As with all professional players, Channing Frye had to ask himself the question of what he was going to do with his daily life after having punctuated it with the sound of the orange ball for 14 seasons at the highest level.

The encounters he was able to make during these years but also his career led him to a budding passion. Alongside his activities as a consultant for NBA TV and his “Road Trippin Show” podcast, Channing Frye has therefore decided to invest in wine.

“As a human being, it was like coal on my fire, to keep my train moving”, he told The Athletic. “Being able to talk to my friends, being able to put the phone down, really enjoying each other’s conversations… Wine is, of all drinks, the most conversational drink. You and I can sit down and talk about it. It can give rise to hundreds of different conversations, between the taste, the aspect, the place where you bought it, what it reminds you of…”.

When friends become family

Already towards the end of his career, wine became a recurring subject in the locker room, particularly in Cleveland, where this new passion helped him, for example, to overcome the deaths of his parents a month apart at the start of the 2016/17 season.

“That year, the guys knew I was hurt…broken. And again, we got back to the things that made me happy. I was having great dinners, laughing, joking, drinking a glass of wine, and they became even more of my chosen family”he added. “My friends have become my family.”

In 2020, he teamed up with Kevin Love and two others to found Chosen Family Wineswith a name in a nod to this “family” that accompanied her through this difficult time.

The idea was to start producing and marketing their own wine, but in collaboration with winery owners based in Oregon and California.

For the moment, the idea is not yet to own vineyards, the goal being to continue this daily exchange and this apprenticeship with real professionals, enthusiasts, who have also become close friends.

“It was to allow me and Kevin and I to use our aura to not only tell our story, but also to tell theirs.”he continued. “Because, number one, we love you as a human being. You make delicious wines, and it’s a magnificent region that we want to showcase. People thought we were crazy because they thought we were promoting another product. But I answer them: ‘Yes, but isn’t that the very essence of wine? It is not a competition. Nobody drinks the same wine every night.

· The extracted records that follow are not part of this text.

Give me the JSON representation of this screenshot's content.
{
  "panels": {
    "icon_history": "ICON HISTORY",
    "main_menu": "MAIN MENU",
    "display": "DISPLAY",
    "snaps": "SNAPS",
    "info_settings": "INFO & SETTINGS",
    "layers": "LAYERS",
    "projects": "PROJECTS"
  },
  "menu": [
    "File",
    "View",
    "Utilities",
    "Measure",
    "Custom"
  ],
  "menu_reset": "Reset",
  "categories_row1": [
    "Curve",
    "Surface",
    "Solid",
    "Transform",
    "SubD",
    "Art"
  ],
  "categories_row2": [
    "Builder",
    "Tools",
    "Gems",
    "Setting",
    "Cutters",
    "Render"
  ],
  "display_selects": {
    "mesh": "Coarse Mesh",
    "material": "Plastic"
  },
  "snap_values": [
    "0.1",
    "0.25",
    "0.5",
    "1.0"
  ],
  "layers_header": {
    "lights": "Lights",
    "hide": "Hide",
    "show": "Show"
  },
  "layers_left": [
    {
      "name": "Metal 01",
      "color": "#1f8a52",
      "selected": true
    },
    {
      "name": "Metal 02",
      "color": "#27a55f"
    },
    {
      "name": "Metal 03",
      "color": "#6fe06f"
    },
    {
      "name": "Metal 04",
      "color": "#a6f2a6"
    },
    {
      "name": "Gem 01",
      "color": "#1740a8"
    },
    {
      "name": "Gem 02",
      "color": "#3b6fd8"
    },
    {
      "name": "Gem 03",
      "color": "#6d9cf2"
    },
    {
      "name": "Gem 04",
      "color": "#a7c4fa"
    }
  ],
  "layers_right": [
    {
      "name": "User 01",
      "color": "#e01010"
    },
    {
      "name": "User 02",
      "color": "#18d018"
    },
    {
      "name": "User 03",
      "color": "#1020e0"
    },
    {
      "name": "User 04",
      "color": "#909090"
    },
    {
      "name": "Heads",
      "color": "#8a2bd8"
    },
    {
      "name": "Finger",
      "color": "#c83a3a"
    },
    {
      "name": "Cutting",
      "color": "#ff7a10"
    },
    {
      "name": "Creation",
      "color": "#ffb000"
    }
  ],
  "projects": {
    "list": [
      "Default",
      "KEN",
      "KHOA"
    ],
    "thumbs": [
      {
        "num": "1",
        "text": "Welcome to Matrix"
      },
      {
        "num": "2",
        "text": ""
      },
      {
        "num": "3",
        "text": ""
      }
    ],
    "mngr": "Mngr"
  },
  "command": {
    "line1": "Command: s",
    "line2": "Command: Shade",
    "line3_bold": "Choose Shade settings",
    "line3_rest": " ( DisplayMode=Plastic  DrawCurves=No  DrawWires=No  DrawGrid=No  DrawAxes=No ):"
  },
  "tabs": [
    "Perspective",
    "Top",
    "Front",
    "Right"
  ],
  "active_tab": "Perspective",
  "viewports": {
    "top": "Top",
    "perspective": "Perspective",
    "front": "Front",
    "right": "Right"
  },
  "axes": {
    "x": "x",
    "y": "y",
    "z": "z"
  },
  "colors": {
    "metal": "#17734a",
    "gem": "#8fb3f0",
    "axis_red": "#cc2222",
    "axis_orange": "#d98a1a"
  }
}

The pandemic has allowed him to fully invest in laying the foundations for this new project. In the first year, “Chosen Family Wines” sold 850 cases of wine. This year, the company has evolved rather well since it could sell more than 5,500!

Sharing and forwarding

As for the career, it turns out that his two years spent in Portland (2007-2009) as well as his end of the 2017/18 season in Los Angeles developed his taste for wine. He, who grew up in the desert plains of Arizona, discovered the joys of the winemaking process and fell in love with this universe.

His goal is also to democratize this universe in the United States and to build bridges with his family. In a word, help make wine more popular with everyone in the United States.

“Black people aren’t necessarily educated or raised with wine at home. It’s not a common thing. It is sometimes a luxury product. And then people in the wine industry live in outskirts of Oregon and don’t know how to communicate to bring black people into the industry. So there is a discrepancy.”he pointed out. “The bridge is being built, one brick at a time.”